Because of its location in the far northwest corner of the park, the Carbon River area of Mount Rainier National Park sees considerably less visitation than others. The region is named for the coal deposits that once attracted miners, but it is best known today for its magnificent temperate rainforest.
Access is via Highway 165 south from Enumclaw and Buckley. Unfortunately, the 4.8-mile Carbon River Road leading from the park boundary past the Carbon River Ranger Station (360/829-9639) to Ipsut Creek Campground, was badly blown out by the river due to heavy storms that hit the Cascades in fall of 2006. Park officials are still figuring out what to do with the road and it could be years before damage is repaired.

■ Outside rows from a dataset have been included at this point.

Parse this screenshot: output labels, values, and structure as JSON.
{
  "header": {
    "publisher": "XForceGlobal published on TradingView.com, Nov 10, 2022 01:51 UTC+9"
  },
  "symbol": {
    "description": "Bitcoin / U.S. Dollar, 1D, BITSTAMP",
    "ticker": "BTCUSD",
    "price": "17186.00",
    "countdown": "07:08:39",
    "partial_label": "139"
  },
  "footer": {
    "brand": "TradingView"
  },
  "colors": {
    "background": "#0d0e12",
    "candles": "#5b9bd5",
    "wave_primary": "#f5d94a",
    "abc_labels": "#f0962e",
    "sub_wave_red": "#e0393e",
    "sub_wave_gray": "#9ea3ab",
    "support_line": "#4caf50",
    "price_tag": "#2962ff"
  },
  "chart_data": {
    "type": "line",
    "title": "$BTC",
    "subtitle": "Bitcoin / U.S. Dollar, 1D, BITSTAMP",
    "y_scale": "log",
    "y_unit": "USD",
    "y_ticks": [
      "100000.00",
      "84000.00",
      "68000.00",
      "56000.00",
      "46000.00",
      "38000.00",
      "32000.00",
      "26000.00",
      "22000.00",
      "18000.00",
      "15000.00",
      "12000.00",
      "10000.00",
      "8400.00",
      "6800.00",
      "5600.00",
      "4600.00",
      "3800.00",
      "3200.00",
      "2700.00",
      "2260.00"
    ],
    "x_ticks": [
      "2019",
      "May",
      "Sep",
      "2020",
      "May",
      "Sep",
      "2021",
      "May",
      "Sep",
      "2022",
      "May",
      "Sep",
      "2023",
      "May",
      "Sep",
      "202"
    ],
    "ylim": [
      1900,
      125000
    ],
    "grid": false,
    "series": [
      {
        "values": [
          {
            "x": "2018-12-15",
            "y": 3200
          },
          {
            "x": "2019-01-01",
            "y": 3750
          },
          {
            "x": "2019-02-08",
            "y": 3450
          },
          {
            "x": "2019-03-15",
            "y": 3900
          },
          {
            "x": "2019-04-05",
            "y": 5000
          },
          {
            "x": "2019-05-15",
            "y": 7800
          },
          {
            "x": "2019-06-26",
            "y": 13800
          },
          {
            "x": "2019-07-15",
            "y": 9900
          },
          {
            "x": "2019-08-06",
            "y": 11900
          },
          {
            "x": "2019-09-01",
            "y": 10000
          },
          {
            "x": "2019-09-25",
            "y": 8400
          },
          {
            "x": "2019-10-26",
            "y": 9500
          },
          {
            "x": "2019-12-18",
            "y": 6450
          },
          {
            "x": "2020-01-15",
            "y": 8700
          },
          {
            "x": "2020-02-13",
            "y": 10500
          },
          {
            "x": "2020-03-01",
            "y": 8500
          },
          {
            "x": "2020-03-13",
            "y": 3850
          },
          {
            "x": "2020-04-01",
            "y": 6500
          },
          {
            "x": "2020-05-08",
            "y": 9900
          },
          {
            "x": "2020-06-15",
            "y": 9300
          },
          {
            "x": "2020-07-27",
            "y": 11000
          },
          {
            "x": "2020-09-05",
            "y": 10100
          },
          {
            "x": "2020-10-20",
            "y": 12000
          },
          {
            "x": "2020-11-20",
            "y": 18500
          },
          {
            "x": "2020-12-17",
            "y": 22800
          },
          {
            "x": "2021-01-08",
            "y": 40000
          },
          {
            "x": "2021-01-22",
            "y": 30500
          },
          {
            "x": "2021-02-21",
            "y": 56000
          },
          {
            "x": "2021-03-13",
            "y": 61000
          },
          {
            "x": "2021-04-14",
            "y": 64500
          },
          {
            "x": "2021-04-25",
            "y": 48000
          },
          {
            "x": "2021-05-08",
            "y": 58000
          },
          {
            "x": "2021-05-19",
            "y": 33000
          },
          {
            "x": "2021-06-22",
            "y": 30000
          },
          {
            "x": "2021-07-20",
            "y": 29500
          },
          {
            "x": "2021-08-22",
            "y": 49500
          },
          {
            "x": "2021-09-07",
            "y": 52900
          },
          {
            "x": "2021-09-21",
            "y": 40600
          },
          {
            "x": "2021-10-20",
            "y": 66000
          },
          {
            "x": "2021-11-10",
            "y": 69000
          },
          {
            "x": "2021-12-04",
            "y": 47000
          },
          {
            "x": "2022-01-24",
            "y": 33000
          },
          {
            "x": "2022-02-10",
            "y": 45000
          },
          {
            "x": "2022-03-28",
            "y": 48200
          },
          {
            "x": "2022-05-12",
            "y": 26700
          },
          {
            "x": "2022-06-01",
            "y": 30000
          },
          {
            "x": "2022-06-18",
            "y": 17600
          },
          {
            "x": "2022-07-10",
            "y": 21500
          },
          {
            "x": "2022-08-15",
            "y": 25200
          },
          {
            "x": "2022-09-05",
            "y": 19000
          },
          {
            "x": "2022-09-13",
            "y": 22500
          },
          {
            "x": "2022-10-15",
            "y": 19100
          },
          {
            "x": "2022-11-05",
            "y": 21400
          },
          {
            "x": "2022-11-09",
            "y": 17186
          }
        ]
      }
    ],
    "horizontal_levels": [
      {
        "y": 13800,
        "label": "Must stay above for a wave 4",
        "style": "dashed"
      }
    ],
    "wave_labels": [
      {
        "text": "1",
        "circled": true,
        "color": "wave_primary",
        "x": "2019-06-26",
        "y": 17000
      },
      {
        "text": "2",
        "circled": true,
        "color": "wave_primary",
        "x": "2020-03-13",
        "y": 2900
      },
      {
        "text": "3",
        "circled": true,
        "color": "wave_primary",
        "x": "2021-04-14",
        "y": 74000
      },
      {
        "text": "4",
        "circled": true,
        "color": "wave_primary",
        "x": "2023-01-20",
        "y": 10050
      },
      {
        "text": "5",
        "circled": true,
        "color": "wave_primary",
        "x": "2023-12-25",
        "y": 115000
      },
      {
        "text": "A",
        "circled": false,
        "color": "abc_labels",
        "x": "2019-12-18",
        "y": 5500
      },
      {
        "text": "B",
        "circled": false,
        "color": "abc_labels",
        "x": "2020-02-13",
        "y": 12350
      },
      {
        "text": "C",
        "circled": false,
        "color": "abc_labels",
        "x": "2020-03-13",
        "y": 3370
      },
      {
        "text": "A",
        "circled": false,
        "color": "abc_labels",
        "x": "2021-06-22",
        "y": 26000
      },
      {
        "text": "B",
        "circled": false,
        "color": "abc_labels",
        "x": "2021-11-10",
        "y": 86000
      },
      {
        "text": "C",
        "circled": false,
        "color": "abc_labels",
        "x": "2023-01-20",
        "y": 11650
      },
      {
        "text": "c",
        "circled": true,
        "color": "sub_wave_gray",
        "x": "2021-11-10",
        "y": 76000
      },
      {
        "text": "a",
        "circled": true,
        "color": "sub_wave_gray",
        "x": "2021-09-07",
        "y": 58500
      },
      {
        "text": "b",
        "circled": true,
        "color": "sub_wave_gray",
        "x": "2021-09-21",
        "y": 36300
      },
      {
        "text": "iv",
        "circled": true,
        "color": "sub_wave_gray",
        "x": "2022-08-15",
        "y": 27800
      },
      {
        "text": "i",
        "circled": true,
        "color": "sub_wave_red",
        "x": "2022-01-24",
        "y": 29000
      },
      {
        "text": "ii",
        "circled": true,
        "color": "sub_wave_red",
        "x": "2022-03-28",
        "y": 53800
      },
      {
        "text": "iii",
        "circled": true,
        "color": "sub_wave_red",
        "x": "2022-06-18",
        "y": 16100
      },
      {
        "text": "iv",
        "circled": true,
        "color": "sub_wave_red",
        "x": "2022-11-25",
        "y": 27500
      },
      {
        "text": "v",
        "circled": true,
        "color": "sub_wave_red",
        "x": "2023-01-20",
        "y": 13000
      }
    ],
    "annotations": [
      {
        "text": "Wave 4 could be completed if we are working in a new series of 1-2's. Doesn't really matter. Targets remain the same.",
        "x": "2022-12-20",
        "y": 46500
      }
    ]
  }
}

A second (intact) gravel road enters the park south of here and climbs to Mowich Lake, located in a high glacial cirque. Get details at the Information Center (360/829-5127) in the town of Wilkeson.
The Carbon River Road is still open to hikers and bikers, so consider schlepping your stuff into the Ipsut Creek Campground and planning to explore via day hikes. From there, take the quarter-mile Carbon River Rain Forest Trail for a quick taste of Mt. Rainier’s only true rain forest.
The Carbon Glacier extends northwest from Mt. Rainier, reaching just 1,100 feet in elevation at its terminus, the lowest of any glacier in the U.S. outside Alaska. A section of the Wonderland Trail leads from Ipsut Creek Campground to the snout of the glacier, 3.5 miles each way. Watch out for rocks falling off the glacier.
From Mowich Lake, hike the three-mile trail past pretty Eunice Lake and on to the historic Tolmie Peak fire lookout at 5,939 feet in elevation.